Balancing anonymity: Open justice vs Article 8 rights – Christie v Weiss & Ors [2020] UKEAT 0036/20/2705

“Where there is no publicity there is no justice” – so said the philosopher and jurist Jeremy Bentham when regarding upon the nature of open justice. It is a tenant that lies at the heart of our justice system; things should not be done behind closed doors, and the public must have access to the system if it is to work properly. However, there are often cases where anonymity is important. An obvious case is in the criminal courts, where the proceedings relate to a minor. Another such example, as in the case of Christie v Weiss & Ors, is where there is a contended breach of someone’s rights under Article 8 of the European Convention on Human Rights: the right to respect for private life.

The factual background

The initially claim related to sex discrimination and harassment, and was brought by Ms Christie, who is a former employee of the Respondent law firm. In the Claimant’s witness statement and trial bundle, she referred to a corporate client of the Respondent’s, and an individual who worked for that client.
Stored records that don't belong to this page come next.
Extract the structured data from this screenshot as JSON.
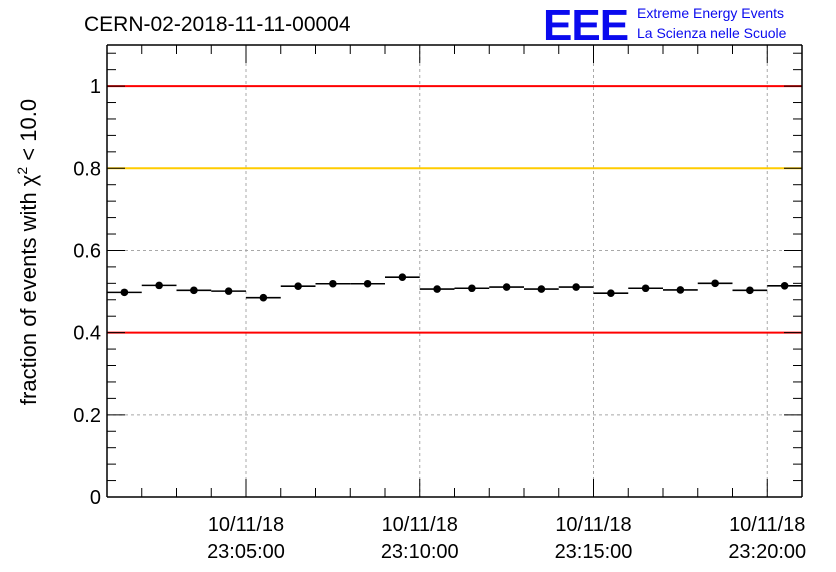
{
  "chart_data": {
    "type": "scatter",
    "title": "CERN-02-2018-11-11-00004",
    "ylabel_prefix": "fraction of events with ",
    "ylabel_symbol": "χ",
    "ylabel_sup": "2",
    "ylabel_suffix": " < 10.0",
    "xlabel": "",
    "ylim": [
      0,
      1.1
    ],
    "xlim": [
      "2018-11-10 23:01:00",
      "2018-11-10 23:21:00"
    ],
    "yticks": [
      0,
      0.2,
      0.4,
      0.6,
      0.8,
      1
    ],
    "ytick_labels": [
      "0",
      "0.2",
      "0.4",
      "0.6",
      "0.8",
      "1"
    ],
    "xticks": [
      "2018-11-10 23:05:00",
      "2018-11-10 23:10:00",
      "2018-11-10 23:15:00",
      "2018-11-10 23:20:00"
    ],
    "xtick_labels": [
      {
        "date": "10/11/18",
        "time": "23:05:00"
      },
      {
        "date": "10/11/18",
        "time": "23:10:00"
      },
      {
        "date": "10/11/18",
        "time": "23:15:00"
      },
      {
        "date": "10/11/18",
        "time": "23:20:00"
      }
    ],
    "grid": true,
    "reference_lines": [
      {
        "y": 1.0,
        "color": "#ff0000"
      },
      {
        "y": 0.8,
        "color": "#ffcc00"
      },
      {
        "y": 0.4,
        "color": "#ff0000"
      }
    ],
    "bin_width_minutes": 1,
    "series": [
      {
        "color": "#000000",
        "x": [
          "2018-11-10 23:01:30",
          "2018-11-10 23:02:30",
          "2018-11-10 23:03:30",
          "2018-11-10 23:04:30",
          "2018-11-10 23:05:30",
          "2018-11-10 23:06:30",
          "2018-11-10 23:07:30",
          "2018-11-10 23:08:30",
          "2018-11-10 23:09:30",
          "2018-11-10 23:10:30",
          "2018-11-10 23:11:30",
          "2018-11-10 23:12:30",
          "2018-11-10 23:13:30",
          "2018-11-10 23:14:30",
          "2018-11-10 23:15:30",
          "2018-11-10 23:16:30",
          "2018-11-10 23:17:30",
          "2018-11-10 23:18:30",
          "2018-11-10 23:19:30",
          "2018-11-10 23:20:30"
        ],
        "values": [
          0.498,
          0.515,
          0.503,
          0.501,
          0.485,
          0.513,
          0.519,
          0.519,
          0.535,
          0.506,
          0.508,
          0.511,
          0.506,
          0.511,
          0.496,
          0.508,
          0.504,
          0.52,
          0.503,
          0.514
        ]
      }
    ]
  },
  "logo": {
    "mark": "EEE",
    "line1": "Extreme Energy Events",
    "line2": "La Scienza nelle Scuole"
  }
}
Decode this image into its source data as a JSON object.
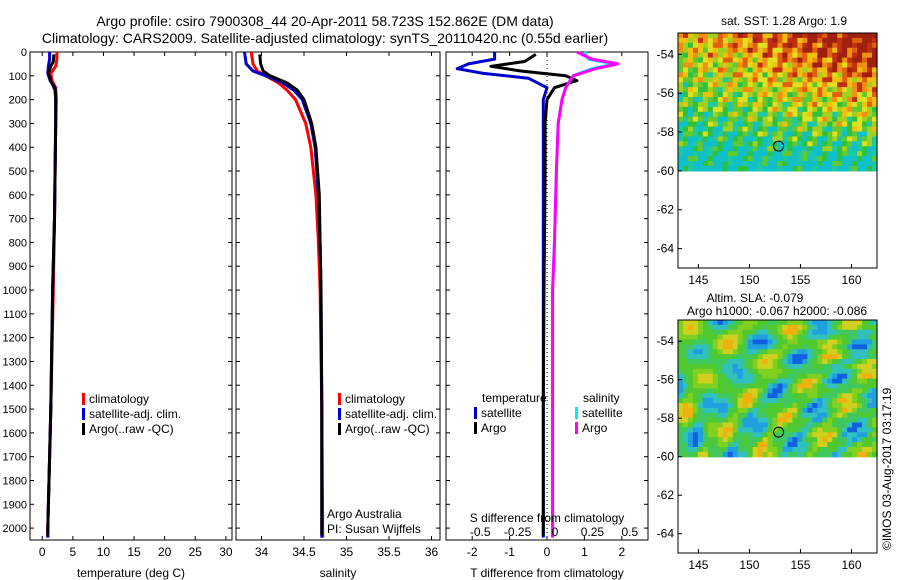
{
  "title_line1": "Argo profile: csiro 7900308_44 20-Apr-2011 58.723S 152.862E (DM data)",
  "title_line2": "Climatology: CARS2009. Satellite-adjusted climatology: synTS_20110420.nc (0.55d earlier)",
  "map1_title": "sat. SST: 1.28 Argo: 1.9",
  "map2_title1": "Altim. SLA: -0.079",
  "map2_title2": "Argo h1000: -0.067 h2000: -0.086",
  "side_credit": "©IMOS 03-Aug-2017 03:17:19",
  "credit1": "Argo Australia",
  "credit2": "PI: Susan Wijffels",
  "colors": {
    "climatology": "#ff0000",
    "satellite": "#0000cc",
    "argo": "#000000",
    "sat_salinity": "#00eeee",
    "argo_salinity": "#ff00ff"
  },
  "legend_main": [
    "climatology",
    "satellite-adj. clim.",
    "Argo(..raw -QC)"
  ],
  "legend_diff": {
    "temperature": "temperature",
    "salinity": "salinity",
    "satellite": "satellite",
    "argo": "Argo"
  },
  "chart_data": [
    {
      "type": "line",
      "name": "temperature",
      "xlabel": "temperature (deg C)",
      "xlim": [
        -2,
        31
      ],
      "ylim": [
        0,
        2050
      ],
      "xticks": [
        0,
        5,
        10,
        15,
        20,
        25,
        30
      ],
      "yticks": [
        0,
        100,
        200,
        300,
        400,
        500,
        600,
        700,
        800,
        900,
        1000,
        1100,
        1200,
        1300,
        1400,
        1500,
        1600,
        1700,
        1800,
        1900,
        2000
      ],
      "series": [
        {
          "key": "climatology",
          "y": [
            0,
            30,
            60,
            90,
            120,
            150,
            200,
            300,
            500,
            700,
            1000,
            1500,
            2000,
            2040
          ],
          "x": [
            2.4,
            2.4,
            2.2,
            1.4,
            1.6,
            2.2,
            2.3,
            2.2,
            2.1,
            2.0,
            1.8,
            1.4,
            0.9,
            0.9
          ]
        },
        {
          "key": "satellite",
          "y": [
            0,
            30,
            60,
            90,
            120,
            150,
            200,
            300,
            500,
            700,
            1000,
            1500,
            2000,
            2040
          ],
          "x": [
            1.2,
            1.2,
            1.0,
            0.9,
            1.3,
            2.1,
            2.2,
            2.2,
            2.1,
            2.0,
            1.7,
            1.4,
            0.9,
            0.9
          ]
        },
        {
          "key": "argo",
          "y": [
            10,
            40,
            60,
            90,
            120,
            160,
            200,
            300,
            500,
            700,
            1000,
            1500,
            2000,
            2030
          ],
          "x": [
            1.9,
            1.8,
            1.4,
            1.0,
            1.4,
            2.1,
            2.2,
            2.2,
            2.1,
            2.0,
            1.7,
            1.4,
            0.9,
            0.9
          ]
        }
      ]
    },
    {
      "type": "line",
      "name": "salinity",
      "xlabel": "salinity",
      "xlim": [
        33.7,
        36.1
      ],
      "ylim": [
        0,
        2050
      ],
      "xticks": [
        34,
        34.5,
        35,
        35.5,
        36
      ],
      "series": [
        {
          "key": "climatology",
          "y": [
            0,
            50,
            80,
            100,
            130,
            160,
            200,
            300,
            400,
            600,
            800,
            1000,
            1500,
            2040
          ],
          "x": [
            33.88,
            33.9,
            33.95,
            34.05,
            34.2,
            34.3,
            34.4,
            34.52,
            34.58,
            34.64,
            34.67,
            34.69,
            34.71,
            34.72
          ]
        },
        {
          "key": "satellite",
          "y": [
            0,
            50,
            80,
            100,
            130,
            160,
            200,
            300,
            400,
            600,
            800,
            1000,
            1500,
            2040
          ],
          "x": [
            33.8,
            33.82,
            33.9,
            34.05,
            34.25,
            34.38,
            34.48,
            34.58,
            34.63,
            34.67,
            34.69,
            34.7,
            34.71,
            34.71
          ]
        },
        {
          "key": "argo",
          "y": [
            10,
            50,
            80,
            100,
            130,
            160,
            200,
            300,
            400,
            600,
            800,
            1000,
            1500,
            2030
          ],
          "x": [
            33.98,
            33.99,
            34.02,
            34.1,
            34.3,
            34.42,
            34.5,
            34.59,
            34.64,
            34.68,
            34.69,
            34.7,
            34.71,
            34.71
          ]
        }
      ]
    },
    {
      "type": "line",
      "name": "difference",
      "xlabel": "T difference from climatology",
      "xlabel_top": "S difference from climatology",
      "xlim": [
        -2.7,
        2.7
      ],
      "ylim": [
        0,
        2050
      ],
      "xticks": [
        -2,
        -1,
        0,
        1,
        2
      ],
      "xticks_top": [
        "-0.5",
        "-0.25",
        "0",
        "0.25",
        "0.5"
      ],
      "series": [
        {
          "key": "satellite",
          "y": [
            0,
            30,
            50,
            70,
            90,
            110,
            150,
            200,
            300,
            500,
            1000,
            1500,
            2000,
            2040
          ],
          "x": [
            -1.4,
            -1.4,
            -2.1,
            -2.4,
            -1.7,
            -0.5,
            0.0,
            -0.1,
            -0.1,
            -0.1,
            -0.1,
            -0.1,
            -0.1,
            -0.1
          ]
        },
        {
          "key": "argo",
          "y": [
            10,
            40,
            60,
            80,
            100,
            120,
            150,
            200,
            300,
            500,
            1000,
            1500,
            2000,
            2030
          ],
          "x": [
            -0.3,
            -0.6,
            -1.5,
            -0.7,
            0.5,
            0.8,
            0.2,
            0.0,
            -0.05,
            -0.05,
            -0.08,
            -0.1,
            -0.1,
            -0.1
          ]
        },
        {
          "key": "sat_salinity",
          "y": [
            0,
            30,
            50,
            70,
            100,
            150,
            200,
            300,
            500,
            800,
            1000,
            1500,
            2000,
            2040
          ],
          "x": [
            1.0,
            1.1,
            1.8,
            1.2,
            0.7,
            0.5,
            0.4,
            0.3,
            0.25,
            0.2,
            0.15,
            0.15,
            0.15,
            0.15
          ]
        },
        {
          "key": "argo_salinity",
          "y": [
            0,
            30,
            50,
            70,
            100,
            150,
            200,
            300,
            500,
            800,
            1000,
            1500,
            2000,
            2040
          ],
          "x": [
            0.8,
            1.2,
            1.9,
            1.3,
            0.7,
            0.5,
            0.4,
            0.3,
            0.25,
            0.2,
            0.15,
            0.15,
            0.15,
            0.15
          ]
        }
      ]
    },
    {
      "type": "heatmap",
      "name": "sst_map",
      "xticks": [
        145,
        150,
        155,
        160
      ],
      "yticks": [
        -54,
        -56,
        -58,
        -60,
        -62,
        -64
      ],
      "xlim": [
        143,
        162.5
      ],
      "ylim": [
        -65,
        -52.9
      ],
      "data_lat_min": -60,
      "float_lon": 152.862,
      "float_lat": -58.723
    },
    {
      "type": "heatmap",
      "name": "sla_map",
      "xticks": [
        145,
        150,
        155,
        160
      ],
      "yticks": [
        -54,
        -56,
        -58,
        -60,
        -62,
        -64
      ],
      "xlim": [
        143,
        162.5
      ],
      "ylim": [
        -65,
        -52.9
      ],
      "data_lat_min": -60,
      "float_lon": 152.862,
      "float_lat": -58.723
    }
  ]
}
At a preliminary hearing, the judge made an anonymisation order directing that the client be referred to as ‘A’, and the individual as ‘Mr L’. The judge’s reason for doing so was that the client and individual were not parties to the case, merely referred to in evidence. He also indicated that anonymising their names would not impede the case in any material way. Thirdly, he found that there was not a public interest in the names being published, and therefore the Article 8 rights of the individual and company ought be borne in mind

The appeal

The Claimant appealed to the EAT, and the appeal came before HHJ Auerbach, in chambers. HHJ Auerbach concluded that the Tribunal had erred in law by giving the anonymisation order. He elucidated that, although the judge had correctly started with the principle of open justice, and therefore had to consider whether Article 8 rights were engaged, there was no actual fact-specific consideration of those rights, and to what degree they may be infringed. That meant that the judge could not properly complete the balancing exercise, as he had not identified what might go into the scales on either side. HHJ Auerbach also concluded that the judge had got the point on public interest wrong: the public interest in a dispute about whether the Respondent put protection of client relations above the interests of an employee in a matter related to sex, had not been considered.

The decision of the Employment Appeal Tribunal

As such, the appeal was allowed. HHJ Auerbach also concluded that he was well-placed enough to substitute his own decision rather than remitting it to the Tribunal. This was because he was furnished with all of the same facts that were available to the Tribunal, and that, applying the law correctly, only one outcome was possible.

That outcome was that, in the principles of open justice, the matters passed the threshold of being in the public interest, and as such the open justice principle should not be derogated from, even though the derogation would be slim. No evidence was presented to support the fact that the Article 8 rights of the client or individual were engaged and carried such weight as to derogate from open justice.